Myanmar designers put twist on local fashion
With Myanmar emerging as a manufacturing hub for mass-produced clothes, a crop of young designers are using home-grown fashion to preserve the country’s sartorial heritage.
Inside her boutique in downtown Yangon, Pyone Thet Thet Kyaw crafts her own designs using traditional patterns and fabrics, many from ethnic minority groups, to make A-line skirts, dresses and tops.
On another she adds the high-collared neckline of the
— a tight top usually worn by Myanmar women along with a fitted, sarong-like skirt — to a flirty pleated dress.
“We Burmese really care about our ethnic and traditional clothes,” she says in the shop, over the whir of sewing machines.
“When you modernize the traditional patterned clothes you have to be careful they’re not too flashy — or too modern.”
Myanmar is fiercely proud of its traditional clothes, which were largely protected from the influx of homogenous Western fashion now ubiquitous across Southeast Asia.
Designer Ma Pont says she was not allowed to show even a flash of shoulder or armpit when she used to make clothes for TV channels in the 1990s.

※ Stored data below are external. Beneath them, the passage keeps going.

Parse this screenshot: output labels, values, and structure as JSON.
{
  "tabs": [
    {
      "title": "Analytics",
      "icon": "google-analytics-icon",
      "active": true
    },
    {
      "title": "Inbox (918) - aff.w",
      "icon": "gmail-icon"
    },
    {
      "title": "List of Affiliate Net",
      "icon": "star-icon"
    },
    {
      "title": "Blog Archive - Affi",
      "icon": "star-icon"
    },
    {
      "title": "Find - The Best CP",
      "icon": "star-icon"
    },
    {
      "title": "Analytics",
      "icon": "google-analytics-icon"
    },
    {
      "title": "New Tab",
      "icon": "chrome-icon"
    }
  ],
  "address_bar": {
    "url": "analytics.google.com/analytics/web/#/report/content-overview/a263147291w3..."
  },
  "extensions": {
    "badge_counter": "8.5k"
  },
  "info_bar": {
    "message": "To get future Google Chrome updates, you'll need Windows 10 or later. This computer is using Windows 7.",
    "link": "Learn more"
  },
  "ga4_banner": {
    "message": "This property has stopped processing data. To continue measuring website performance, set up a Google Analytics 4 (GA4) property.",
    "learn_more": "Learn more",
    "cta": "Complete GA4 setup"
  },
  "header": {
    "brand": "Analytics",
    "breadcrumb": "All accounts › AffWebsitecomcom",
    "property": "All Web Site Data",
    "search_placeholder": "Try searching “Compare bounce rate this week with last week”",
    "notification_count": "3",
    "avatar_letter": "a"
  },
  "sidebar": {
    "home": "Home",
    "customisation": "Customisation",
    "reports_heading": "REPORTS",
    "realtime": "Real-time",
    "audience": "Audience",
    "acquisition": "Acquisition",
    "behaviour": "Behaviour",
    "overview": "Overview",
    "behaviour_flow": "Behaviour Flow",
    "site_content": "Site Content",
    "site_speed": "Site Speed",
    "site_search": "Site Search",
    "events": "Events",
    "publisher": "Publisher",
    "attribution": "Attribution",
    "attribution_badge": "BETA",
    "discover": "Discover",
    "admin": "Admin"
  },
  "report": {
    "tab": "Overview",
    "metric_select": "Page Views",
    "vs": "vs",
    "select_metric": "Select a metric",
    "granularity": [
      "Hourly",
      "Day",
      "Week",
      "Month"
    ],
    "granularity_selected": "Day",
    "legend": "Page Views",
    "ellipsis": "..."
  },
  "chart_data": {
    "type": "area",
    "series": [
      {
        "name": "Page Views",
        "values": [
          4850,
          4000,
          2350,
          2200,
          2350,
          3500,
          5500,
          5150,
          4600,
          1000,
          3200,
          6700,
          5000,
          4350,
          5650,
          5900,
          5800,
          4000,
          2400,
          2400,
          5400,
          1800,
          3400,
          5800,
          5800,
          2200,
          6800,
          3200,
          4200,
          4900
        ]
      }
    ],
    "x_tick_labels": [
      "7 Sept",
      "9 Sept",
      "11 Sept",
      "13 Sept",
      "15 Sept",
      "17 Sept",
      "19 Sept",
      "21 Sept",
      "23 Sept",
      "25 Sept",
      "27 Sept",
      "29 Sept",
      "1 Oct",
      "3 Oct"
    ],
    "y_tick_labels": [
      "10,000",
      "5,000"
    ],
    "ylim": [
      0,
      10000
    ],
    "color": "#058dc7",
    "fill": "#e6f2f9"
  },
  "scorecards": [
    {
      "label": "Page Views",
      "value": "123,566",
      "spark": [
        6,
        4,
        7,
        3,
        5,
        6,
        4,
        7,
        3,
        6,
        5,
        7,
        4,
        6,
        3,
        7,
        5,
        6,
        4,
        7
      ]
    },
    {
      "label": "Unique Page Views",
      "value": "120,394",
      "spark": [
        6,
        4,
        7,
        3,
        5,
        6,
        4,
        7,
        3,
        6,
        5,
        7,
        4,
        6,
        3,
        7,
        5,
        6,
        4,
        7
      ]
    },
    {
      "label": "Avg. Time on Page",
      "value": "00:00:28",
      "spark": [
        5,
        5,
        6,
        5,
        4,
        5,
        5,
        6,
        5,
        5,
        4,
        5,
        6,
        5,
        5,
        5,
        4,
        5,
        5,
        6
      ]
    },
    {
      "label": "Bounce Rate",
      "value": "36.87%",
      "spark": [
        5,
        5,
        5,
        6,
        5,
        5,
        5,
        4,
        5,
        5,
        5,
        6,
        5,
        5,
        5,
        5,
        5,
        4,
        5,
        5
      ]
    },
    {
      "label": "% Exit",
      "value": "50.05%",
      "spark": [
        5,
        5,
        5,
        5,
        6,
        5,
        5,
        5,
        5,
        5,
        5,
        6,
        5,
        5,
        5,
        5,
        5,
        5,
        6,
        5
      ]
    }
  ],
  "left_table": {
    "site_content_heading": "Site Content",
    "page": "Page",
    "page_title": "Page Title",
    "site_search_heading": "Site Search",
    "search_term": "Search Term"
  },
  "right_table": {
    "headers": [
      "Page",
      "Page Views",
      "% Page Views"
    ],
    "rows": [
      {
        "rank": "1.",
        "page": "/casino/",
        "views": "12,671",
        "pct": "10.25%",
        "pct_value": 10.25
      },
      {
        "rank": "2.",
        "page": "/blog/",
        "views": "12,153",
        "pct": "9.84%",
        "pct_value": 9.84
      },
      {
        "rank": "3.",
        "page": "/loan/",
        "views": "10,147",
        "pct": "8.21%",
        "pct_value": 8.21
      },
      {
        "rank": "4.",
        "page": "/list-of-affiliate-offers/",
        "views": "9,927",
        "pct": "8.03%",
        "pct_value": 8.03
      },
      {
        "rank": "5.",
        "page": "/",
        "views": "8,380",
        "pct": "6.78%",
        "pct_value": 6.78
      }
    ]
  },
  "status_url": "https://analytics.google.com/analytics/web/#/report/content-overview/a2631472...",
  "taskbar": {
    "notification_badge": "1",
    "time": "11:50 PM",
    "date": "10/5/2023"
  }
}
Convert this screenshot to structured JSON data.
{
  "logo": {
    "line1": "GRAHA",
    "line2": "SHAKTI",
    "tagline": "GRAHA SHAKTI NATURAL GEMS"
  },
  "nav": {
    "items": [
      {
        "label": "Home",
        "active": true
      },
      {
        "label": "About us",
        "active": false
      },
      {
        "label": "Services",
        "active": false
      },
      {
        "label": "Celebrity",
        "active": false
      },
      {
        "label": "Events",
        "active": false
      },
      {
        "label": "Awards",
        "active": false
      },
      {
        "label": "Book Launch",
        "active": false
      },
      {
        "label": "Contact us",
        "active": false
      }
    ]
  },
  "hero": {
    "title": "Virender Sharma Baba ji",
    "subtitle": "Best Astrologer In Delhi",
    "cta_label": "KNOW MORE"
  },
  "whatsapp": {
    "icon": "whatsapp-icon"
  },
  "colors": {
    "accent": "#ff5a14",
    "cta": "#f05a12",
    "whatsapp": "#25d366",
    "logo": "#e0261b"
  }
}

But while many still prefer traditional clothes, especially the sarong-like longyi worn by both men and women, fashions are starting to change.
Shopping malls aimed at Yangon’s growing middle class are sprouting up around the city, while on its fringes factories are churning out clothes for international brands.
It is a flip-side of the industry which boutique designer Pyone Thet Thet Kyaw has seen first-hand.
As a teenager she spent months in garment factories on the outskirts of the commercial capital.
The experience made her determined to open her own boutique and train young women in the art of clothesmaking.
Myanmar is swiftly becoming a new hub for massive garment factories making cheap clothes for fashion giants like H&M and Primark.
Exports more than doubled to $1.65 billion last financial year, according to official data, and are expected to surge after the United States lifted its sanctions in October.
But while the sector is helping to drive rapid economic growth, critics say few benefits are trickling down to workers.
Meanwhile, other local designers, like Mo Hom, are working to save Myanmar’s centuries-old traditional fabric industry from the influx of cheap imported clothes.
Her boutique in Yangon is filled with colorful designs in cotton and silks sourced from Chin and Shan states, where they can take months to weave by hand using traditional wooden looms.
Many are dyed with natural substances such as green tea and strawberries to give subtle colors, which she mixes with traditional ethnic patterns and silhouettes.
“Local mills are actually dying because there is no market demand any more,” says Mo Hom, who trained and worked as a designer in New York before moving back to Myanmar in 2012.
“A lot of the mills are actually closing down.”
Models present traditionally inspired designs at the Myanmar women’s traditional culture and dressing style show at the National Theater in Yangon.